I would argue that the premise of your question is slightly flawed. Rashi doesn't say that God was forced to do anything. What he says is that God knew that he would decree a punishment of a year per day (אלא שגלוי לפני הקב"ה שיגזור עליהם יום לשנה) and thus he shortened their travel time to 40 days. God wasn't forced to make the punishment a year for a day; theoretically it is conceivable that He could have made the punishment a day for a day, a week for a day, a month for a day, a decade for a day, etc. But — for whatever reason — God had decided that a year for a day would be the correct punishment. Therefore, He shortened the travel time so that the punishment should not exceed 40 years.
So essentially there need not be any answer to this question, because we can simply reject the question as being invalid. God had simply decided that the correct punishment would be a year for a day, and as the prophet said (Isaiah 55:8-9):
For my thoughts are not your thoughts, nor are your ways my ways, says the Lord. For as the heavens are higher than the earth, so are my ways higher than your ways, and my thoughts than your thoughts. (Soncino translation)
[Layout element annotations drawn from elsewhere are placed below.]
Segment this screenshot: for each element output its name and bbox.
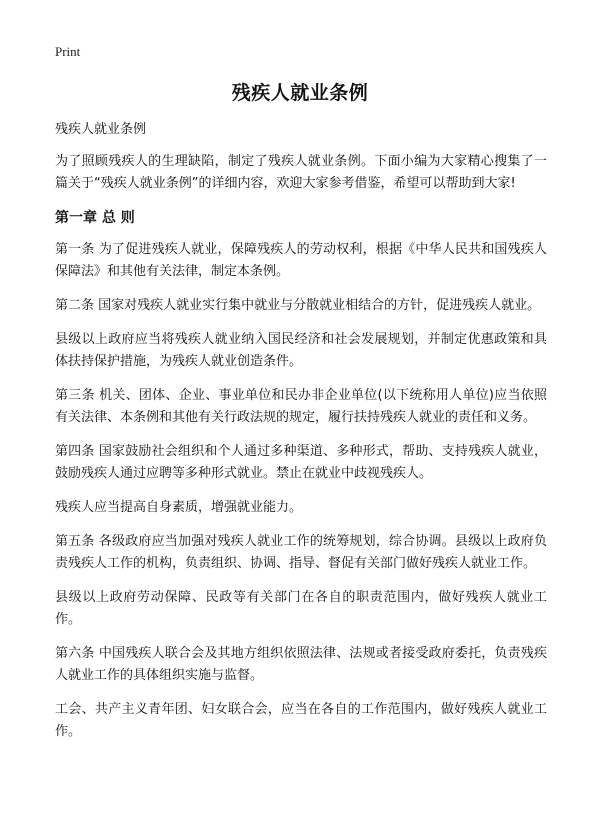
article-paragraph: 第一条 为了促进残疾人就业，保障残疾人的劳动权利，根据《中华人民共和国残疾人保障法》和其他有关法律，制定本条例。 xyxy=(55,242,547,279)
article-paragraph: 第六条 中国残疾人联合会及其地方组织依照法律、法规或者接受政府委托，负责残疾人就业工作的具体组织实施与监督。 xyxy=(55,646,547,683)
document-subtitle: 残疾人就业条例 xyxy=(55,122,147,137)
article-paragraph: 工会、共产主义青年团、妇女联合会，应当在各自的工作范围内，做好残疾人就业工作。 xyxy=(55,702,547,739)
article-paragraph: 县级以上政府应当将残疾人就业纳入国民经济和社会发展规划，并制定优惠政策和具体扶持保护措施，为残疾人就业创造条件。 xyxy=(55,332,547,369)
article-paragraph: 残疾人应当提高自身素质，增强就业能力。 xyxy=(55,500,303,515)
chapter-heading: 第一章 总 则 xyxy=(55,210,135,226)
article-paragraph: 第二条 国家对残疾人就业实行集中就业与分散就业相结合的方针，促进残疾人就业。 xyxy=(55,298,541,313)
intro-paragraph: 为了照顾残疾人的生理缺陷，制定了残疾人就业条例。下面小编为大家精心搜集了一篇关于“残疾人就业条例”的详细内容，欢迎大家参考借鉴，希望可以帮助到大家! xyxy=(55,154,547,191)
article-paragraph: 第三条 机关、团体、企业、事业单位和民办非企业单位(以下统称用人单位)应当依照有关法律、本条例和其他有关行政法规的规定，履行扶持残疾人就业的责任和义务。 xyxy=(55,388,547,425)
article-paragraph: 第四条 国家鼓励社会组织和个人通过多种渠道、多种形式，帮助、支持残疾人就业，鼓励残疾人通过应聘等多种形式就业。禁止在就业中歧视残疾人。 xyxy=(55,444,547,481)
article-paragraph: 县级以上政府劳动保障、民政等有关部门在各自的职责范围内，做好残疾人就业工作。 xyxy=(55,590,547,627)
page-title: 残疾人就业条例 xyxy=(231,82,369,104)
article-paragraph: 第五条 各级政府应当加强对残疾人就业工作的统筹规划，综合协调。县级以上政府负责残疾人工作的机构，负责组织、协调、指导、督促有关部门做好残疾人就业工作。 xyxy=(55,534,547,571)
document-body xyxy=(55,119,547,755)
print-link[interactable]: Print xyxy=(55,44,81,59)
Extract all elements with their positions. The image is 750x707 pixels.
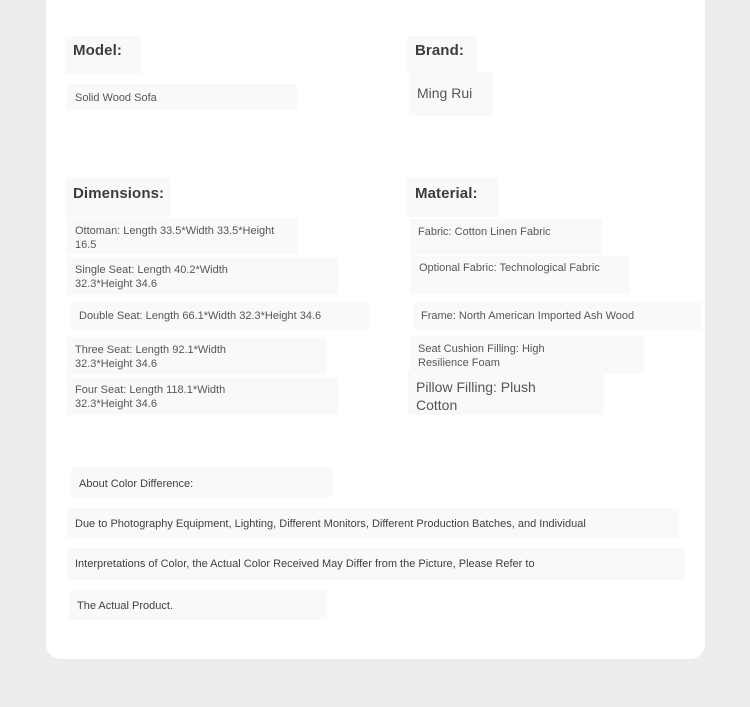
- model-value-text: Solid Wood Sofa: [75, 92, 157, 104]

Indeed, the Talmud states explicitly that the appropriate punishment was a year for a day, because God considers one day of sin as akin to a full year of sin:
נפק ר' יוחנן לבי מדרשא ודרש ואותי יום יום ידרשון ודעת דרכי יחפצון וכי ביום דורשין אותו ובלילה אין דורשין אותו אלא לומר לך כל העוסק בתורה אפי' יום אחד בשנה מעלה עליו הכתוב כאילו עסק כל השנה כולה וכן במדת פורענות דכתיב במספר הימים אשר תרתם את הארץ וכי ארבעים שנה חטאו והלא ארבעים יום חטאו אלא לומר לך כל העובר עבירה אפי' יום אחד בשנה מעלה עליו הכתוב כאילו עבר כל השנה כולה
R. Johanan then went forth to the
College and delivered the [following] exposition: Yet they seek Me day by day, and delight to know
My ways. Do they then seek Him by day, and do not seek Him by might? It comes to tell you.
therefore, that whoever studies the Torah even one day in the year, Scripture accounts it to him as
though he had studied the whole year through. And similarly in the case of punishment, for it is
written: After the number of the days in which you spied out the land. Did they then sin forty
years? Was it not forty days that they sinned? It must come to teach you, therefore, that whoever
commits transgression even one day in the year, Scripture accounts it to him as though he had
transgressed the whole year through. (Soncino translation, my emphasis)
Once again, it is simply a statement of fact that one day of sin is viewed by God as a full year of sin, for whatever the reason may be. But, that being the case, in order to have the punishment be precisely 40 years it was necessary to expedite the journey to precisely 40 days.